Mi respuesta estaba lista; un reproche que consideraba calculado para que se clavara en su mismísimo corazón. Para entonces, ya se acercó; y su apariencia desterró al instante, con una amable brisa del oeste, mi nublada ira: un chico alto, esbelto y pálido, con una fisionomía que expresaba el exceso de sensibilidad y de refinamiento, se plantó ante mí. Los rayos del sol de la mañana teñían de dorado sus sedosos cabellos y esparcían luz y gloria sobre su resplandeciente rostro.
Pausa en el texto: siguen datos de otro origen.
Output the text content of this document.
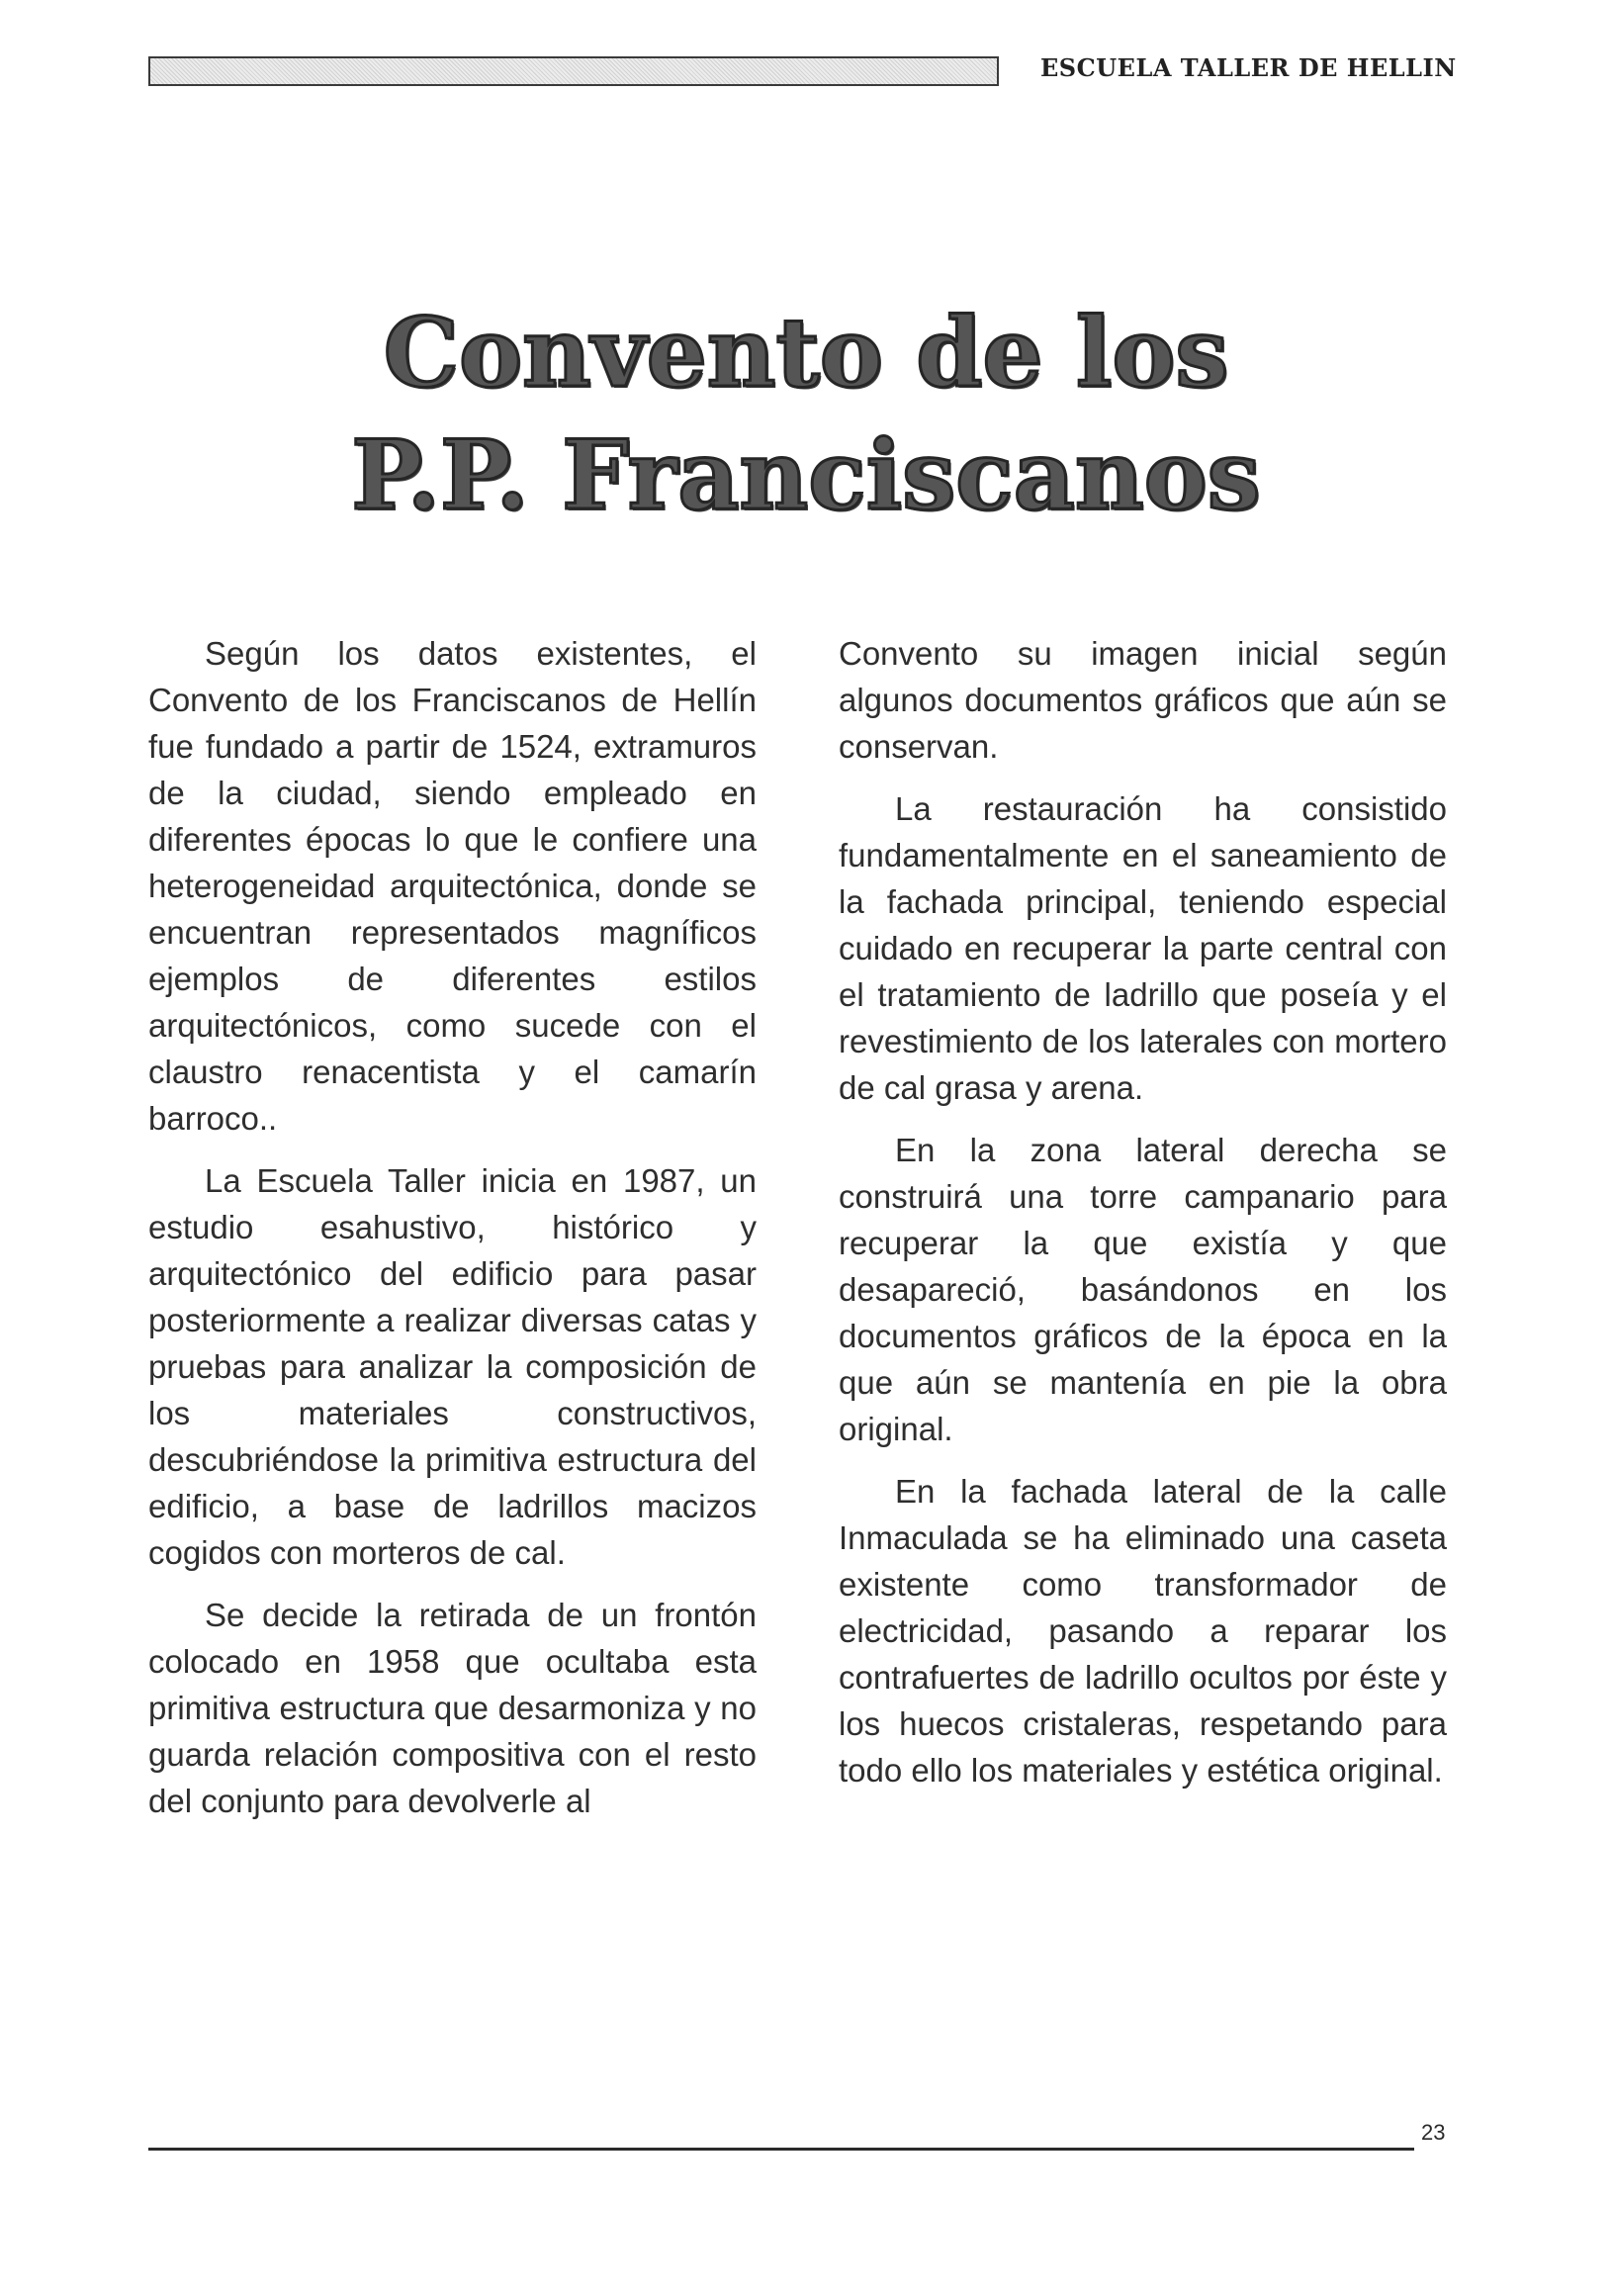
ESCUELA TALLER DE HELLIN
Convento de los
P.P. Franciscanos

Según los datos existentes, el Convento de los Franciscanos de Hellín fue fundado a partir de 1524, extramuros de la ciudad, siendo empleado en diferentes épocas lo que le confiere una heterogeneidad arquitectónica, donde se encuentran representados magníficos ejemplos de diferentes estilos arquitectónicos, como sucede con el claustro renacentista y el camarín barroco..

La Escuela Taller inicia en 1987, un estudio esahustivo, histórico y arquitectónico del edificio para pasar posteriormente a realizar diversas catas y pruebas para analizar la composición de los materiales constructivos, descubriéndose la primitiva estructura del edificio, a base de ladrillos macizos cogidos con morteros de cal.

Se decide la retirada de un frontón colocado en 1958 que ocultaba esta primitiva estructura que desarmoniza y no guarda relación compositiva con el resto del conjunto para devolverle al

Convento su imagen inicial según algunos documentos gráficos que aún se conservan.

La restauración ha consistido fundamentalmente en el saneamiento de la fachada principal, teniendo especial cuidado en recuperar la parte central con el tratamiento de ladrillo que poseía y el revestimiento de los laterales con mortero de cal grasa y arena.

En la zona lateral derecha se construirá una torre campanario para recuperar la que existía y que desapareció, basándonos en los documentos gráficos de la época en la que aún se mantenía en pie la obra original.

En la fachada lateral de la calle Inmaculada se ha eliminado una caseta existente como transformador de electricidad, pasando a reparar los contrafuertes de ladrillo ocultos por éste y los huecos cristaleras, respetando para todo ello los materiales y estética original.

23
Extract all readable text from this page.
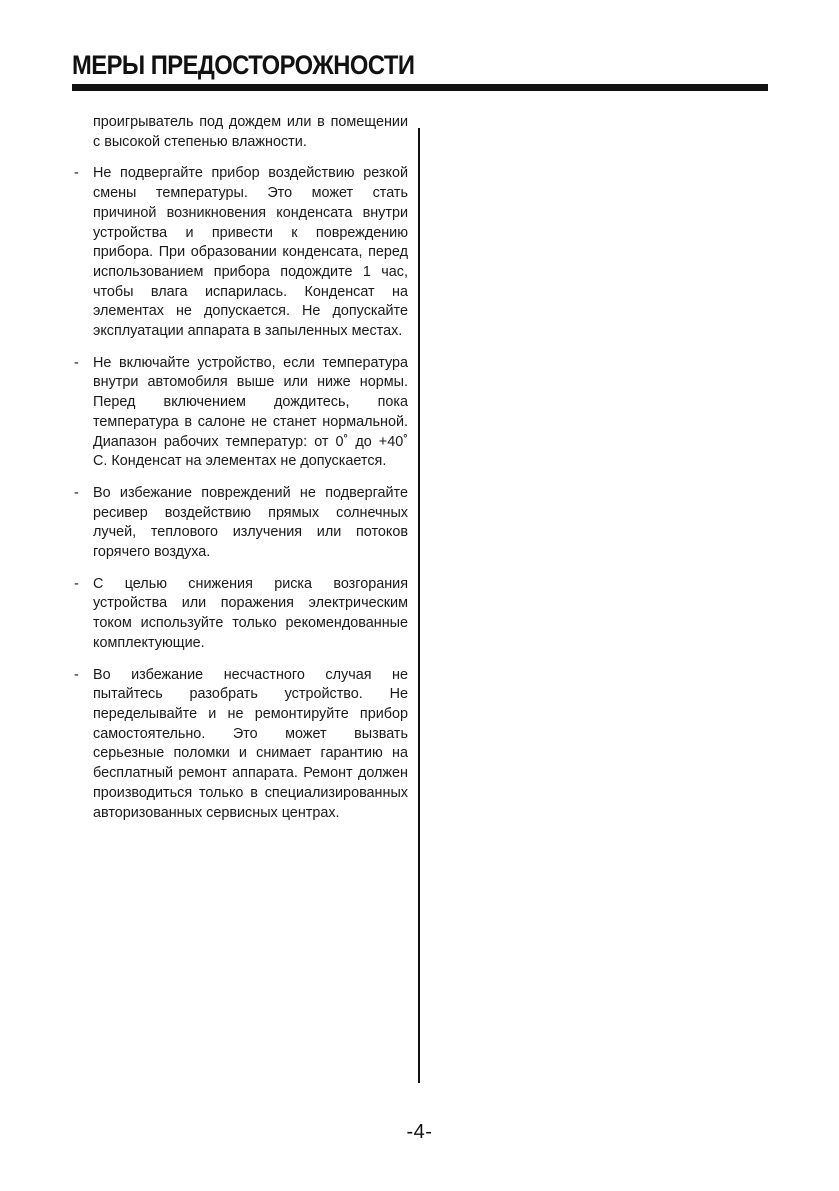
МЕРЫ ПРЕДОСТОРОЖНОСТИ

проигрыватель под дождем или в помещении с высокой степенью влажности.

- Не подвергайте прибор воздействию резкой смены температуры. Это может стать причиной возникновения конденсата внутри устройства и привести к повреждению прибора. При образовании конденсата, перед использованием прибора подождите 1 час, чтобы влага испарилась. Конденсат на элементах не допускается. Не допускайте эксплуатации аппарата в запыленных местах.

- Не включайте устройство, если температура внутри автомобиля выше или ниже нормы. Перед включением дождитесь, пока температура в салоне не станет нормальной. Диапазон рабочих температур: от 0˚ до +40˚ С. Конденсат на элементах не допускается.

- Во избежание повреждений не подвергайте ресивер воздействию прямых солнечных лучей, теплового излучения или потоков горячего воздуха.

- С целью снижения риска возгорания устройства или поражения электрическим током используйте только рекомендованные комплектующие.

- Во избежание несчастного случая не пытайтесь разобрать устройство. Не переделывайте и не ремонтируйте прибор самостоятельно. Это может вызвать серьезные поломки и снимает гарантию на бесплатный ремонт аппарата. Ремонт должен производиться только в специализированных авторизованных сервисных центрах.

-4-
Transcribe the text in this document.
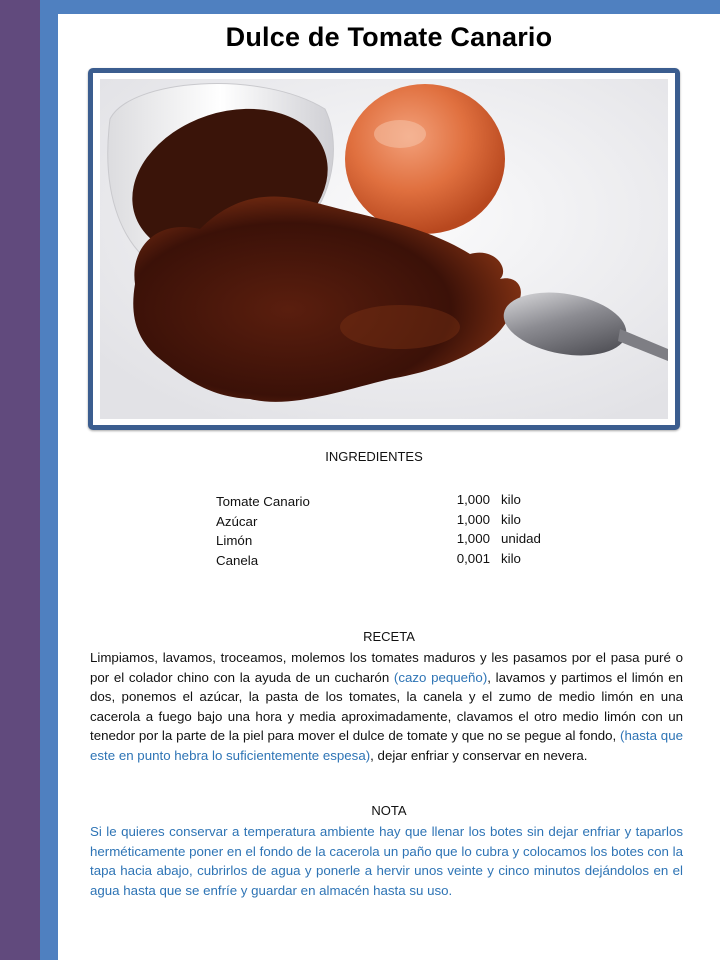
Dulce de Tomate Canario
INGREDIENTES
Tomate Canario	1,000 kilo
Azúcar	1,000 kilo
Limón	1,000 unidad
Canela	0,001 kilo
RECETA
Limpiamos, lavamos, troceamos, molemos los tomates maduros y les pasamos por el pasa puré o por el colador chino con la ayuda de un cucharón (cazo pequeño), lavamos y partimos el limón en dos, ponemos el azúcar, la pasta de los tomates, la canela y el zumo de medio limón en una cacerola a fuego bajo una hora y media aproximadamente, clavamos el otro medio limón con un tenedor por la parte de la piel para mover el dulce de tomate y que no se pegue al fondo, (hasta que este en punto hebra lo suficientemente espesa), dejar enfriar y conservar en nevera.
NOTA
Si le quieres conservar a temperatura ambiente hay que llenar los botes sin dejar enfriar y taparlos herméticamente poner en el fondo de la cacerola un paño que lo cubra y colocamos los botes con la tapa hacia abajo, cubrirlos de agua y ponerle a hervir unos veinte y cinco minutos dejándolos en el agua hasta que se enfríe y guardar en almacén hasta su uso.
—¿Qué está pasando? –exclamó.
Los hombres, vehementes, comenzaron su defensa; él los apartó, diciendo:
—Dos de vosotros a la vez contra un muchacho, ¡qué vergüenza!
Se me acercó:
—Verney –exclamó–, Lionel Verney, ¿nos encontramos por primera vez así? Nacimos para ser amigos y, aunque la mala fortuna nos haya separado, ¿no vas a reconocer el vínculo hereditario de amistad que, confío, nos unirá de ahora en adelante?
A medida que hablaba, sus sinceros ojos, clavados en mí, parecían leerme el alma: mi corazón, mi salvaje y vengativo corazón, sintió la influencia de su amable bondad calar en él, mientras que su apasionante voz, como la melodía más dulce, despertó un eco mudo en mi interior y confinó a las profundidades toda la sangre de mi cuerpo. Deseaba contestar, reconocer su bondad, aceptar la amistad que me proponía, pero las palabras, las palabras apropiadas, no estaban disponibles para el rudo montañero. Le habría tendido la mano, pero la mancha acusadora me lo impedía. Adrian se apiadó de mi titubeante comportamiento:
—Ven conmigo –dijo–. Tengo mucho que contarte. Ven a casa conmigo. ¿Sabes quién soy?
—Sí –exclamé–, ahora sí creo que te conozco y que perdonarás mis errores… mi delito.